The Perl Toolchain Summit needs more sponsors. If your company depends on Perl, please support this very important event.

NAME

Regexp::Common::URI -- provide regexes for URIs.

SYNOPSIS

    use Regexp::Common qw /URI/;

    while (<>) {
        /$RE{URI}{HTTP}/       and  print "Contains an HTTP URI.\n";
    }

DESCRIPTION

Regexes are available for the following URI types:

$RE{URI}{HTTP}{-scheme}

Provides a regex for an HTTP URI as defined by RFC 2396 (generic syntax) and RFC 2616 (HTTP).

If -scheme=P is specified the pattern P is used as the scheme. By default P is qr/http/. https and https? are reasonable alternatives.

The syntax for an HTTP URI is:

    "http:" "//" host [ ":" port ] [ "/" path [ "?" query ]]

Under {-keep}, the following are returned:

$1

The entire URI.

$2

The scheme.

$3

The host (name or address).

$4

The port (if any).

$5

The absolute path, including the query and leading slash.

$6

The absolute path, including the query, without the leading slash.

$7

The absolute path, without the query or leading slash.

$8

The query, without the question mark.

$RE{URI}{FTP}{-type}{-password};

Returns a regex for FTP URIs. Note: FTP URIs are not formally defined. RFC 1738 defines FTP URLs, but parts of that RFC have been obsoleted by RFC 2396. However, the differences between RFC 1738 and RFC 2396 are such that they aren't applicable straightforwardly to FTP URIs.

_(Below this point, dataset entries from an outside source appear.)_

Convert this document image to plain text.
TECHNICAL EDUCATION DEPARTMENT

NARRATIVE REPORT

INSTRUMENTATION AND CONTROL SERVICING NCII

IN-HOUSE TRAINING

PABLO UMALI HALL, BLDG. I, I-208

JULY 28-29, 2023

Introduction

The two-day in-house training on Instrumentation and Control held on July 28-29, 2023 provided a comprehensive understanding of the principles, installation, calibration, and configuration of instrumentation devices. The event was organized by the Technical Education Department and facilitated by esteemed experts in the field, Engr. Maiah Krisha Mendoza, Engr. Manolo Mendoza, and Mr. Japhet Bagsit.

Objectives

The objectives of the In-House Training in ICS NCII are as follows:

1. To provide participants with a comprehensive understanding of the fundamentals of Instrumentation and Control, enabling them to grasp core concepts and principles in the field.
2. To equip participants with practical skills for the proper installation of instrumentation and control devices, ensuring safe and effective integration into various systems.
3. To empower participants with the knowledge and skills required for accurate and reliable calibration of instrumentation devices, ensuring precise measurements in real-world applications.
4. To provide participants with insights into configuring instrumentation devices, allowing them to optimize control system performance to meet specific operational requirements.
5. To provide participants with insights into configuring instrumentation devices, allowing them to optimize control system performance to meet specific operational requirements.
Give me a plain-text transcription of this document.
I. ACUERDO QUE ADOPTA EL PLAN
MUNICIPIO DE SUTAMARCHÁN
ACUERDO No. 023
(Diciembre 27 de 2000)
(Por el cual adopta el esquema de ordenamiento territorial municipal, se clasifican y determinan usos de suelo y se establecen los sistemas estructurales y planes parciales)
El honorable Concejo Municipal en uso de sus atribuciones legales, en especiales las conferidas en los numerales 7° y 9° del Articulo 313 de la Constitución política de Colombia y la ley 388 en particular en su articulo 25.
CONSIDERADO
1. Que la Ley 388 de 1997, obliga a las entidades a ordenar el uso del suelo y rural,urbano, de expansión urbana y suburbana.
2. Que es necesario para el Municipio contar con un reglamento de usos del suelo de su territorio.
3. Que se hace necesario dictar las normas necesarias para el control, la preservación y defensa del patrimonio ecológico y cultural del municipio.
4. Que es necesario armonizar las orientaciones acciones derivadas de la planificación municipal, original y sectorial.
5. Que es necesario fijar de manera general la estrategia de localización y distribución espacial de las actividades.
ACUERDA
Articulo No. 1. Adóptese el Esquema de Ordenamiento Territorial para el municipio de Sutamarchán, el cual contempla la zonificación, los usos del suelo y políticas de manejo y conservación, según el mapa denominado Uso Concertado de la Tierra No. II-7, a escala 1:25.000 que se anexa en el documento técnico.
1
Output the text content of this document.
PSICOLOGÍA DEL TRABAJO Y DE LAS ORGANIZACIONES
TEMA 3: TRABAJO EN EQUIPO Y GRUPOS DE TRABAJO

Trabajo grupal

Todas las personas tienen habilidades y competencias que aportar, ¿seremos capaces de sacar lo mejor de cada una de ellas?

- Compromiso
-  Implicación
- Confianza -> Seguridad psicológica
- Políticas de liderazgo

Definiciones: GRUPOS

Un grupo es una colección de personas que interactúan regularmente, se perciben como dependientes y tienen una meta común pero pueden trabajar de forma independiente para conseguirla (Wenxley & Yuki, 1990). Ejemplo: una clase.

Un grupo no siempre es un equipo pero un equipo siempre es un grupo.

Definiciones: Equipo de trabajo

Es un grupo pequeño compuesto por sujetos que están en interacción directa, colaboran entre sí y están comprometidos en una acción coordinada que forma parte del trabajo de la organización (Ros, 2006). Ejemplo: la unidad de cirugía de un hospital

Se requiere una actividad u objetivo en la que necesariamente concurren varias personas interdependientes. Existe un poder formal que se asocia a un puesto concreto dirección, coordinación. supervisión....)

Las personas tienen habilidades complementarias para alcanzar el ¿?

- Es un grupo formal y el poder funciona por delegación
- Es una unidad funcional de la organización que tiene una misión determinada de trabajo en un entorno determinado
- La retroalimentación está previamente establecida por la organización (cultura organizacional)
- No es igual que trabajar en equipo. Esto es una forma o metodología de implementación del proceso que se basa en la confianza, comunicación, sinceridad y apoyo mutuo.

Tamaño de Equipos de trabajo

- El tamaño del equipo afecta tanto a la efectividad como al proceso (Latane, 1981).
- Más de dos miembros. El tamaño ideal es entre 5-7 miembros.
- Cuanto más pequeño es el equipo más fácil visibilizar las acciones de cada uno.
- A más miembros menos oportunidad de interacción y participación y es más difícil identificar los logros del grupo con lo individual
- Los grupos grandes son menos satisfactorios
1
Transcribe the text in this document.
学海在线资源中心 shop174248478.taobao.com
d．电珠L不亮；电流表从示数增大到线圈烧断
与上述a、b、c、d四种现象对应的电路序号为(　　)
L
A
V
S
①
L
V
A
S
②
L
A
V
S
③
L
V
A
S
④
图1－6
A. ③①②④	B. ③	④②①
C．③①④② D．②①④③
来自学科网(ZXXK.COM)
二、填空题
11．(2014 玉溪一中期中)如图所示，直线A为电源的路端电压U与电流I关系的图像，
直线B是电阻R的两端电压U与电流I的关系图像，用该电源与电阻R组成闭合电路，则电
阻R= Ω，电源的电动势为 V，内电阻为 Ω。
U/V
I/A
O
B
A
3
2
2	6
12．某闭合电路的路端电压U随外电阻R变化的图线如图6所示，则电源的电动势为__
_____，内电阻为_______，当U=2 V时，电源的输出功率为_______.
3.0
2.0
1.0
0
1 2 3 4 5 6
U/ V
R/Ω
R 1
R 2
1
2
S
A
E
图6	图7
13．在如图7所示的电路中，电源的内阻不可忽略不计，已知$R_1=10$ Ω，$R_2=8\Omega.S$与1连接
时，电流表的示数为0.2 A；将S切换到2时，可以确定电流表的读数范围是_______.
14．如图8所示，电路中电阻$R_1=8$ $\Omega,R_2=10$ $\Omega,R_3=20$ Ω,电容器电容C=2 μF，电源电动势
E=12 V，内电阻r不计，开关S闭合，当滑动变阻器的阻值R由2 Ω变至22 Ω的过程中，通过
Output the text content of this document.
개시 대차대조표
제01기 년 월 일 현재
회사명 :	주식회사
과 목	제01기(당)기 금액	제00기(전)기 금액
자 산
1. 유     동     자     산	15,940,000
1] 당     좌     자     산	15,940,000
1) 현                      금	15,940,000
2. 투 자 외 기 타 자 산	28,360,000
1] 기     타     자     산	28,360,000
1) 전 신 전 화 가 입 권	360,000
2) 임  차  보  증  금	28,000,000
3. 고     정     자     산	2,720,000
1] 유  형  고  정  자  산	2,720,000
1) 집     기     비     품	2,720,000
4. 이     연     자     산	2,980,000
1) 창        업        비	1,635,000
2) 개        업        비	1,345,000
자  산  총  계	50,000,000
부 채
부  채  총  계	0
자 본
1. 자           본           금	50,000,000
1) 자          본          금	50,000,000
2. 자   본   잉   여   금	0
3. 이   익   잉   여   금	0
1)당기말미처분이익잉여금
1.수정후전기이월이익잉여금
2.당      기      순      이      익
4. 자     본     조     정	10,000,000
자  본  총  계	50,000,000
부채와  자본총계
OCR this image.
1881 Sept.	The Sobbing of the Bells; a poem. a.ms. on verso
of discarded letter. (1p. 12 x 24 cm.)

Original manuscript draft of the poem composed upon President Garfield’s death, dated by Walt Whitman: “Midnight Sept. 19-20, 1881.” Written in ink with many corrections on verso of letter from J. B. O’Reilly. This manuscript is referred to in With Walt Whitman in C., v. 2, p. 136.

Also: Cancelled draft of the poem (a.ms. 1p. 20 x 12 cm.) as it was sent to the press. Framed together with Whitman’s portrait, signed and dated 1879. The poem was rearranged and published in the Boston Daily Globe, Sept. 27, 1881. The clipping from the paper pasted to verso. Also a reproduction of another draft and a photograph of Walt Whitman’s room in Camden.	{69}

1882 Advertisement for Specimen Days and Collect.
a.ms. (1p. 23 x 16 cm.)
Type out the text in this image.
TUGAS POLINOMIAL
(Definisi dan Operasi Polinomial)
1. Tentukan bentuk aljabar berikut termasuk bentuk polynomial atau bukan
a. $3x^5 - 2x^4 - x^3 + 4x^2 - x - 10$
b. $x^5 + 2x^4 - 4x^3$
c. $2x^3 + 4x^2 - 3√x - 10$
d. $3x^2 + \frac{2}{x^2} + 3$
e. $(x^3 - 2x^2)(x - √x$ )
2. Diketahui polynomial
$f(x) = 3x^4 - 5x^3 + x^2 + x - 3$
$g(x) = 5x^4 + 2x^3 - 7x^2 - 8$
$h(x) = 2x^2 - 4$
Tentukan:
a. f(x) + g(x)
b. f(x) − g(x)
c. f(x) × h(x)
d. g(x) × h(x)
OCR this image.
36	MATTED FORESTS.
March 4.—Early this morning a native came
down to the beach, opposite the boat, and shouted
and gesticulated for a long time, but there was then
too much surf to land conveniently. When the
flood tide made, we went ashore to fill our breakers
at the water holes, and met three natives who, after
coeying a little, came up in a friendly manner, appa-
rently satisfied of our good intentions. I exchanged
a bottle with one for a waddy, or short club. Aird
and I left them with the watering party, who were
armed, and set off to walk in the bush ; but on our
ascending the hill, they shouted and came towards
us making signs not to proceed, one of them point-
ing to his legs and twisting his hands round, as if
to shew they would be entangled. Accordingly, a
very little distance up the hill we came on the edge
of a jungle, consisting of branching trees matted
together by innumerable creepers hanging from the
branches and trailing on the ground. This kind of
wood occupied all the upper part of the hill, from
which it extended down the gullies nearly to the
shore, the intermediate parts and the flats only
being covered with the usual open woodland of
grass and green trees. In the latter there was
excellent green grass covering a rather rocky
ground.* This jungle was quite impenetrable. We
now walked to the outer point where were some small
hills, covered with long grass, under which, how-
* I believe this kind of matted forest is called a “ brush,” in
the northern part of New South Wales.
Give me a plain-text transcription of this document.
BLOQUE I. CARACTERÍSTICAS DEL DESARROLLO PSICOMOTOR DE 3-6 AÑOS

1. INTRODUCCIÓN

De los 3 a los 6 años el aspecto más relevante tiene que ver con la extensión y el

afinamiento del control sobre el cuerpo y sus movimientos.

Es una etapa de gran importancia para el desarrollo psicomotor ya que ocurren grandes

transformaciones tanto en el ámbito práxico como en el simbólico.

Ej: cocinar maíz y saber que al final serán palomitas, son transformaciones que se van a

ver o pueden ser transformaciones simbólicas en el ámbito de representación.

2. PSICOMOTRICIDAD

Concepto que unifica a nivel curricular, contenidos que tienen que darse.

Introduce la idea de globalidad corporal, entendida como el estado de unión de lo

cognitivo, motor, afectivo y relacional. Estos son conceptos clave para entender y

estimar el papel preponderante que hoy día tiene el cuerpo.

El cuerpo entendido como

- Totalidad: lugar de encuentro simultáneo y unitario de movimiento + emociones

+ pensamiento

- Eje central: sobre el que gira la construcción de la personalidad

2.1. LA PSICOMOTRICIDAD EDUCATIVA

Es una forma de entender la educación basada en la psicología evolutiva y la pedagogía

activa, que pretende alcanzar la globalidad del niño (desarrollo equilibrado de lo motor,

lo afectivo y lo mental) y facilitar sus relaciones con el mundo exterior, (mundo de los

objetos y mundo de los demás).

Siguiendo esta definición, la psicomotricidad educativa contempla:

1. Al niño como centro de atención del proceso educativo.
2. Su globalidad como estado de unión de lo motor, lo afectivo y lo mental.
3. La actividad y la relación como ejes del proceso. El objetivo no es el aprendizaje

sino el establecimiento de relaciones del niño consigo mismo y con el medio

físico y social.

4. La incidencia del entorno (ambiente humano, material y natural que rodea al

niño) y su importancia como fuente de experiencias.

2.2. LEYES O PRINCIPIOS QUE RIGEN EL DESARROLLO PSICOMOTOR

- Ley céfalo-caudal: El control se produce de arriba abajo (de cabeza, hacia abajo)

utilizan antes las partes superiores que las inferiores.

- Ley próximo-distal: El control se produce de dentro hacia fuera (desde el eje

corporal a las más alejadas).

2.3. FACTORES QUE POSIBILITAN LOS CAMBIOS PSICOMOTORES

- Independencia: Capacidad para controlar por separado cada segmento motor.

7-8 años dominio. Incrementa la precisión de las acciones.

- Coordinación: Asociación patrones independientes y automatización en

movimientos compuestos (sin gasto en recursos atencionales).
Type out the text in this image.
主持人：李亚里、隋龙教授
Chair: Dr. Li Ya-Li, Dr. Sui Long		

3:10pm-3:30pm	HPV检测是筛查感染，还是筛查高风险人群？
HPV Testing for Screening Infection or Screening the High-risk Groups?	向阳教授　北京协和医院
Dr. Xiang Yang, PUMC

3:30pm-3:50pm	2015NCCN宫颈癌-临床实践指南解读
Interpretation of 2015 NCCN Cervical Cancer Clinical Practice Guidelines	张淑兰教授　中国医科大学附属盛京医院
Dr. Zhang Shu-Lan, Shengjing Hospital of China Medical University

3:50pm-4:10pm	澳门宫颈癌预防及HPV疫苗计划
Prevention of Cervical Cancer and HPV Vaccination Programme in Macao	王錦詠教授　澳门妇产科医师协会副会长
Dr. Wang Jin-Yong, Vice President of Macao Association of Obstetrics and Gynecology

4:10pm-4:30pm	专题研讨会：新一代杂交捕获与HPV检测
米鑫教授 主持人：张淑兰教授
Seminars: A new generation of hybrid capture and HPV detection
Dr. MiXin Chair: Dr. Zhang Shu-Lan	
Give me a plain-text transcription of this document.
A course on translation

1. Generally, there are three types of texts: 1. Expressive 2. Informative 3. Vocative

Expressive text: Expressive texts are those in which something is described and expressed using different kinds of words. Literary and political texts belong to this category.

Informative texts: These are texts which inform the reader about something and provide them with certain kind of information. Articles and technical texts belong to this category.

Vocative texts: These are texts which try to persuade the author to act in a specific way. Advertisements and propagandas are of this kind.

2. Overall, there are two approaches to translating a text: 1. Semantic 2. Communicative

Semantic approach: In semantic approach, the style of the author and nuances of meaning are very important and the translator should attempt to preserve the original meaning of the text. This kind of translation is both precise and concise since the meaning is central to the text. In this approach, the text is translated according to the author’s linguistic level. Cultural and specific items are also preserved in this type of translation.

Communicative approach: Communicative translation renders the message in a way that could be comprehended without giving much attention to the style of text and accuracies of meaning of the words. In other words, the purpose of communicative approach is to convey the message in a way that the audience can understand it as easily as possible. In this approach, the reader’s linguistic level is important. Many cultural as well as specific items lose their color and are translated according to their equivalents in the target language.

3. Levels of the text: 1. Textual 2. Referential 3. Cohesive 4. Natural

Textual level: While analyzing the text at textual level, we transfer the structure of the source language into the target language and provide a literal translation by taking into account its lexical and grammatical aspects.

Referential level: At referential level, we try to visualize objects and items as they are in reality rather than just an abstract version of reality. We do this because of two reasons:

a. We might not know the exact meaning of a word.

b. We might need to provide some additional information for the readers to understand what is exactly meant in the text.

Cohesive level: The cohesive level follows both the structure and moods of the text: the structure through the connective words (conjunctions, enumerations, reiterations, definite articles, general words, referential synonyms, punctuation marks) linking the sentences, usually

There are two main problems:

Passwords.

RFC 1738 allowed an optional username and an optional password (separated by a colon) in the FTP URL. Hence, colons were not allowed in either the username or the password. RFC 2396 strongly recommends passwords should not be used in URIs. It does allow for userinfo instead. This userinfo part may contain colons, and hence contain more than one colon. The regexp returned follows the RFC 2396 specification, unless the {-password} option is given; then the regex allows for an optional username and password, separated by a colon.

The ;type specifier.

RFC 1738 does not allow semi-colons in FTP path names, because a semi-colon is a reserved character for FTP URIs. The semi-colon is used to separate the path from the option type specifier. However, in RFC 2396, paths consist of slash separated segments, and each segment is a semi-colon separated group of parameters. Straigthforward application of RFC 2396 would mean that a trailing type specifier couldn't be distinguished from the last segment of the path having a two parameters, the last one starting with type=. Therefore we have opted to disallow a semi-colon in the path part of an FTP URI.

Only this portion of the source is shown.